Although plans to replace Virginia school districts’ diesel buses with electric ones have foundered in the General Assembly, the state is moving forward with bus electrification plans using money from Volkswagen’s so-called “Dieselgate” scandal.
On Friday, Gov. Ralph Northam’s office announced it would make $20 million of the state’s Volkswagen settlement funds available for school districts to electrify their bus fleets.
“We have an existing pot of money we’re working to get out the door as soon as possible, and a school bus program is a perfect fit,” said Virginia Department of Environmental Quality Deputy Director Chris Bast. Furthermore, he added, the funding “provides an opportunity that is no-strings-attached that is different than a lot of the other funding opportunities out there for school buses.”
Virginia received $93.6 million through a settlement between Volkswagen and the federal government over allegations that the company installed devices in vehicles between 2009 and 2016 to cheat emissions tests in order to evade Clean Air Act emissions limits.
Virginia DEQ, which is responsible for administering the settlement funds, has so far earmarked $82 million for transportation electrification projects.
Northam pledged to put $20 million of those funds toward electric school buses in 2019. That amount is expected to cover the extra costs of replacing about 75 diesel buses with electric ones.

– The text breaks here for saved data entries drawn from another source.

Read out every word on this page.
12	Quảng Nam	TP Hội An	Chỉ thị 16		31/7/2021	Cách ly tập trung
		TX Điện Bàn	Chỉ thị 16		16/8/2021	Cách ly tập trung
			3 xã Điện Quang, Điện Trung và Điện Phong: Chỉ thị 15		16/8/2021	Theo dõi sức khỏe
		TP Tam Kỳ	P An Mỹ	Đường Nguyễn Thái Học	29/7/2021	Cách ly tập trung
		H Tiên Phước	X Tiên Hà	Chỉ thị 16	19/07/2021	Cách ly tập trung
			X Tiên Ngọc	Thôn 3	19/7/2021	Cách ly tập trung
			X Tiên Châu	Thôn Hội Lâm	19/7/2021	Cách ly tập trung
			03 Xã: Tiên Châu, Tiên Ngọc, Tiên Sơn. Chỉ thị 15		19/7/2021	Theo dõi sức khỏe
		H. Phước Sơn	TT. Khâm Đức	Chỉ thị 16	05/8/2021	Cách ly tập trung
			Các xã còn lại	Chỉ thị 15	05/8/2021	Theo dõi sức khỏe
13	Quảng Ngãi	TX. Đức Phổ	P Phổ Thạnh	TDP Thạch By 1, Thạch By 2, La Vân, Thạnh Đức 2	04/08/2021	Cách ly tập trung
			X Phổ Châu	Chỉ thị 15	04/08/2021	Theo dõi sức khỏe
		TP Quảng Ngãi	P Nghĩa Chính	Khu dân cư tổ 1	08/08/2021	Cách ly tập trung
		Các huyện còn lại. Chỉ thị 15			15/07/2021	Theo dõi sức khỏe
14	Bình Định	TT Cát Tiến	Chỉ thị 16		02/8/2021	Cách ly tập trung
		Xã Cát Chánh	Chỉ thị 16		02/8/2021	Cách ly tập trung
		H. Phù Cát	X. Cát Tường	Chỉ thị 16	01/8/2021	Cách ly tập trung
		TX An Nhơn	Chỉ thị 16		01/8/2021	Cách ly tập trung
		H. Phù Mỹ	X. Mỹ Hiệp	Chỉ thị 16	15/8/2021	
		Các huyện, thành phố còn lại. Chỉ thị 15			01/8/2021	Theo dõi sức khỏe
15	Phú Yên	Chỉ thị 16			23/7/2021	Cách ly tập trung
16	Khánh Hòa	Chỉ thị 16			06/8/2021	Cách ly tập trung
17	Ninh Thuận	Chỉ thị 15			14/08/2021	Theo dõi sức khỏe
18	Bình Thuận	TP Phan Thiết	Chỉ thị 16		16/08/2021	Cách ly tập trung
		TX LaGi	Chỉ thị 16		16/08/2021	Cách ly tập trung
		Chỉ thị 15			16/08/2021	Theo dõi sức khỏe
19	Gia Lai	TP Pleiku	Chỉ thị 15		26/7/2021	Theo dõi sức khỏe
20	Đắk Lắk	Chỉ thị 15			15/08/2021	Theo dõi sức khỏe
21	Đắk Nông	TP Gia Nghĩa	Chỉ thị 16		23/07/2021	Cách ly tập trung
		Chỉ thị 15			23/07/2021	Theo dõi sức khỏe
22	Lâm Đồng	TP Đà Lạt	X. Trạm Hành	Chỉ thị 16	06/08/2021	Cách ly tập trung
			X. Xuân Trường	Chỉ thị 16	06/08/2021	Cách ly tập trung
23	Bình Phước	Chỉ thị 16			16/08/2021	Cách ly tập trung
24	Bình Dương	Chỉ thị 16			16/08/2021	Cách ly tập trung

Electrifying school bus fleets “is another important part of our comprehensive approach to reducing climate pollution,” said DEQ Director David Paylor in a statement.
Transportation emissions are responsible for almost half of Virginia’s greenhouse gas emissions, one of the primary drivers of climate change.
According to data provided by the governor’s office, approximately 99 percent of Virginia’s public school buses use diesel.
Many are also aging. Per the Virginia Department of Education’s 2019-2020 inventory, nearly 5,000 of the commonwealth’s almost 17,000 diesel school buses are model year 2006 or older.
In rolling out the Volkswagen funding, “there will be priority given to the oldest diesel buses out there,” DEQ air quality planner Angela Conroy said during a Monday presentation on the program.
The $20 million will be disbursed in rounds, with $9.25 million now available for districts to replace diesel buses with electric ones and $750,000 allotted for propane-powered buses.
The state will cover the price difference between an electric or propane bus and an equivalent diesel bus, with the districts paying what they would otherwise have paid for a diesel replacement.
During the 2020 and 2021 General Assembly sessions, proposals to establish Dominion Energy-led programs that could have put as many as 1,200 electric school buses on Virginia roads failed despite extensive behind-the-scenes efforts by top Democrats. Among other arguments, opponents objected to utility ratepayers funding electric school bus conversions.